Improving your work-life balance as a physician will help you live a more fulfilling, stress-managed life outside of the laboratory and ensure that your productivity and performance levels are higher while working. 

So, in a job that can be so demanding, how can you find ways to improve your work balance?

Seek Support 

Physician’s institutionally difficult work-life balance means seeking support where possible is important. If you’re in a position that allows you to do so, it might mean delegating a task to a colleague with more time. Those with perfectionist characteristics feel less comfortable allowing others to contribute towards their work, but your colleagues are in the same industry as you because of their talent and hard work too.

Outside of work, seeking support might look like discussing the stresses of your work-life imbalance with someone you can trust. Your listener might be able to provide solutions specific to your situation, and it might help them to understand the way the stressful workplace environment impacts your behavioural traits outside of the laboratory. 

Alternatively, explore the wellbeing packages your scribe company offers – many have therapists experienced dealing with the complexities of a physician’s work-life balance and stress levels. 

Set Realistic Goals

Studies show that perfectionistic characteristics are highly common among physicians, and the expectation for perfect performance is inherent in the culture of medicine.

Perhaps many within the industry have been institutionalised into believing perfectionism and overworking to the point of exhaustion are necessary evils to achieve the highest level of performance.

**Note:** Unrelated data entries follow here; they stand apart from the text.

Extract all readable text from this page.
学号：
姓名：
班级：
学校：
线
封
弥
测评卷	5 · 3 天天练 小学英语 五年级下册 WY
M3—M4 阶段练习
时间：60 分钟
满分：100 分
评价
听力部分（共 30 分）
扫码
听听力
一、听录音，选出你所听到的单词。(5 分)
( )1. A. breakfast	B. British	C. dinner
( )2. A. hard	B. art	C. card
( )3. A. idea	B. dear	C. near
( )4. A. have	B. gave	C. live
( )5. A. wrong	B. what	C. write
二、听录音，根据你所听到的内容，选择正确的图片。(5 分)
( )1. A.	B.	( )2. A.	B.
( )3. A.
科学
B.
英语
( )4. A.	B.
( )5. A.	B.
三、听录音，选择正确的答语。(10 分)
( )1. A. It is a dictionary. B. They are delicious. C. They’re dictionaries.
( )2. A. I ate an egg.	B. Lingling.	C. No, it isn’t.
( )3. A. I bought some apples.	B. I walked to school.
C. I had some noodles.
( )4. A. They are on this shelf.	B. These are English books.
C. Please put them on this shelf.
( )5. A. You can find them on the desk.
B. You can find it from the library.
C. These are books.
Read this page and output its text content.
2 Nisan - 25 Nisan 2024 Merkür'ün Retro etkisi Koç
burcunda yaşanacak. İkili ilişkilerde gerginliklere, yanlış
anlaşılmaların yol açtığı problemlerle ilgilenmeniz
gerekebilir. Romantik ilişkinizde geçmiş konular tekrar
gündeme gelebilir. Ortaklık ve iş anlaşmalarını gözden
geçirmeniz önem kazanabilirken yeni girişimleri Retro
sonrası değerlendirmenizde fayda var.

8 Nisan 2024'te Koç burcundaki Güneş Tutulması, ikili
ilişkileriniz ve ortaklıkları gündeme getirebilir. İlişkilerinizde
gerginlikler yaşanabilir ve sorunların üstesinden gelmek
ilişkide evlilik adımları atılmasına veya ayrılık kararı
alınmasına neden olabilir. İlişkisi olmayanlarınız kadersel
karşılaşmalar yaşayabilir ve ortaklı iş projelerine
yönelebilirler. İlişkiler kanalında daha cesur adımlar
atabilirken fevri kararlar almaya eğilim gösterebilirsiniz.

Physicians learn this behaviour first through education, with medical degrees usually taking a substantially greater level of effort than those in alternative fields and later in life through the relentless workplace culture of work within medical industries.

But striving for perfectionism is counterproductive. Paradoxically, perfectionism can lead to procrastination, poor time management, and increased stress and anxiety. When striving to live up to the superhuman attributes placed on physicians while simultaneously being held solely responsible for the outcome of patients, there must be a moment where you realise you’ve done all that you possibly can do to produce a positive outcome.

This doesn’t mean you’re not working to the best of your ability but taking breaks from the stress gives our minds and bodies a chance to refuel and have a greater probability of providing alternative solutions in the future.

So be realistic with what can be achieved and live safe in the knowledge that working excessively doesn’t necessarily equate to working productively.

Use Time Off Effectively 

Time off as a physician can be limited. In the three “A’s of physician excellence” – able, affable, available – available is often the easiest to perfect. Thus, many within the industry believe that the minimum requirement is to be available for work 24/7. 

But a distinction between work and life must be properly curated. 61% of physicians think about work while lying in bed, having adverse effects on sleep and, in turn, stress levels and anxiety. 

So, finding a way to effectively use your limited time off is essential for creating a healthy work-life balance. Rest and recovery don’t have to mean being physically still, just temporarily alleviated from stress over work and everyday life.

Switch off your work phone during rare time off and find activities that help you to forget about workplace stresses and feel present in the moment. Perhaps it’s meditation, spending time with loved ones, exercise, or participating in a hobby you enjoy.

The ways you switch off are healthy and conducive to improving your overall quality of life; one in three medics use alcohol to feel better, while one in five drink to cope with the stresses of the workplace. While alcohol consumption may give you temporary relief, it contributes towards the reciprocal cycle of poor sleep, low energy levels, and ultimately burnout.